Tennessee Titans don’t need offensive lineman in first round of draft

Tennessee Titans (Photo by Joe Sargent/Getty Images)
Tennessee Titans (Photo by Joe Sargent/Getty Images) /

If you look at one position and area of the game that was an unexpected disappointment for the Tennessee Titans last year, it was the offensive line.

You could counter by saying wide receiver due to the colossal failure that was the Julio Jones trade, but overall, the offensive line was one weakness that many people did not see coming.

It all started when Ryan Tannehill took six sacks in the opening game of 2021 and ended with him being the second-most sacked quarterback in the NFL. In fact, the offensive line was so bad in pass protection that the Titans gave up the seventh-most sacks of any team.

Taylor Lewan should be healthier this year and with Ben Jones returning and Nate Davis finishing the 2021 season strong, there is some hope. You can also add in the fact that Dillon Radunz looked good in his start against the San Francisco 49ers last year and should cruise to the starting right tackle job.

That leaves left guard open for competition after Rodger Saffold was cut for cap savings at the end of the year, and was not adequately replaced during free agency.

As such, his void will have to be filled, and the only opportunity that the Titans have left to do that is in the draft.
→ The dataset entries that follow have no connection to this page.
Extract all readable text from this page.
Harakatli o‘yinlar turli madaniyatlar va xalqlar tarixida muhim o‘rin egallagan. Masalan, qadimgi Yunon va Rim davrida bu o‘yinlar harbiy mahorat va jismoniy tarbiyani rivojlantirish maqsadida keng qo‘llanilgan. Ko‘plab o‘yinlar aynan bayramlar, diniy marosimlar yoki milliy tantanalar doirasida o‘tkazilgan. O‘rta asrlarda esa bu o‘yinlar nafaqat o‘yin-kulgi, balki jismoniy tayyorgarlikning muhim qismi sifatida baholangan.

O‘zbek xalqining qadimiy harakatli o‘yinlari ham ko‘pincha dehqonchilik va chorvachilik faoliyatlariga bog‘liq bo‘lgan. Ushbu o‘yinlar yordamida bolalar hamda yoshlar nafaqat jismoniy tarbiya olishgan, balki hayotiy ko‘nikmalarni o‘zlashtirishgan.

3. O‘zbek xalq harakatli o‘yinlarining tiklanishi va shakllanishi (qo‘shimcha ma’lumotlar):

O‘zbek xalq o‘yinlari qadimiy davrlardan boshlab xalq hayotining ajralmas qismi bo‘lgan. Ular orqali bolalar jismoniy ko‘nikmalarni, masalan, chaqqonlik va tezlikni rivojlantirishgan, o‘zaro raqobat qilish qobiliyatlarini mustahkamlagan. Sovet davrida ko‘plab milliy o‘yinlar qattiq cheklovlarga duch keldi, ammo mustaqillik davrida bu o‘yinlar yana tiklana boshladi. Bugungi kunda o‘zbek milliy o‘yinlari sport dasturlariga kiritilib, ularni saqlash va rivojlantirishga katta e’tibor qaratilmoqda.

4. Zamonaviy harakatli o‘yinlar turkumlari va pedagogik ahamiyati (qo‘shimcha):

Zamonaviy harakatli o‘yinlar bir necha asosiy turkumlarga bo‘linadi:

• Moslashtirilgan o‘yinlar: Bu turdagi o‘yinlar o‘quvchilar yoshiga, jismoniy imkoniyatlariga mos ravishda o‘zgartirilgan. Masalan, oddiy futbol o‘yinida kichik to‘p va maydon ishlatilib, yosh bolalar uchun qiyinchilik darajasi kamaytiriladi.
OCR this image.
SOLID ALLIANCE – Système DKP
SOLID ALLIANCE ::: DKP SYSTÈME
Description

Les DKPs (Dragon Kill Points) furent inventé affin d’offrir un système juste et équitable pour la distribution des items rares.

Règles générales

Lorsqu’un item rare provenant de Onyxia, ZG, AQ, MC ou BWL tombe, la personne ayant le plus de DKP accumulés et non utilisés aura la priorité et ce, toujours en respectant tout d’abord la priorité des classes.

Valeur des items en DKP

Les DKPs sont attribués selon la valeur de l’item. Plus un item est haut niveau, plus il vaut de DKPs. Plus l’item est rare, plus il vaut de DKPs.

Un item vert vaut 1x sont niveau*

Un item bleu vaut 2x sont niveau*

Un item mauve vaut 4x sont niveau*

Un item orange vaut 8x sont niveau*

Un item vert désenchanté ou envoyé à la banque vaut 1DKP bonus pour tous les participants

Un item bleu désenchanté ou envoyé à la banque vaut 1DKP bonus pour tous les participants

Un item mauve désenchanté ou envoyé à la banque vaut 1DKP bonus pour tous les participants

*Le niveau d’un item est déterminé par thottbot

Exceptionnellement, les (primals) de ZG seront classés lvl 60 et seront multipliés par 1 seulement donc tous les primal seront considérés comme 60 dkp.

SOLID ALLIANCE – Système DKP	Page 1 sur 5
We know that they are a tough, physical team that preaches winning at the line of scrimmage, but is this the most pressing need on the roster right now?

Tennessee Titans can get better value in later rounds of the draft

Let’s get one thing right — if offensive tackle were what the Tennessee Titans were looking for, they would need to address it in the first round. In fact, you could make the argument for them having to seriously consider trading up for one of the elite tackles in the draft if that was the position they were looking at.

But as long as the Titans put Dillon Radunz at right tackle (which is what they should do) they need reinforcements at interior offensive line and that isn’t something that has to be addressed in the first round.

It is no coincidence that tackles are normally heavily drafted on Day 1 and guards and centers are usually left for the later days. It is because interior offensive line is one of the safest positions and deepest positions in football to draft. Generally, teams are better off filling the positions that are not as easy to replace like EDGE, CB, QB, OT, or WR.

Just look at the Titans themselves, they drafted Nate Davis in the third round to fill the right guard spot, and he has done just fine from almost the time he first jumped out onto the field. Starting center Ben Jones was a fourth-rounder himself and has been incredibly consistent since coming to Nashville.

Not only have the Titans proven that you do not have to invest first-round picks or equivalent assets into interior offensive linemen, but they have another big need at wide receiver. In terms of finding guys who can be sure game-changers, there are not going to be many after the first round of the draft.

The Titans did trade for Robert Woods earlier in the offseason, but in today’s NFL, teams seem to need at least three wideouts who pose a legitimate threat to the opposition. The Titans still do not have that, meaning that they need to take care of it early in the draft, especially when there are legitimate questions about Ryan Tannehill being enough to take the team over the top.

The Titans will have to find their solution at left guard next week in Vegas, but they are not going to maximize their team’s potential if they prioritize that over receiver. We know what their identity is, but that should not stop them from taking the right player at the right time.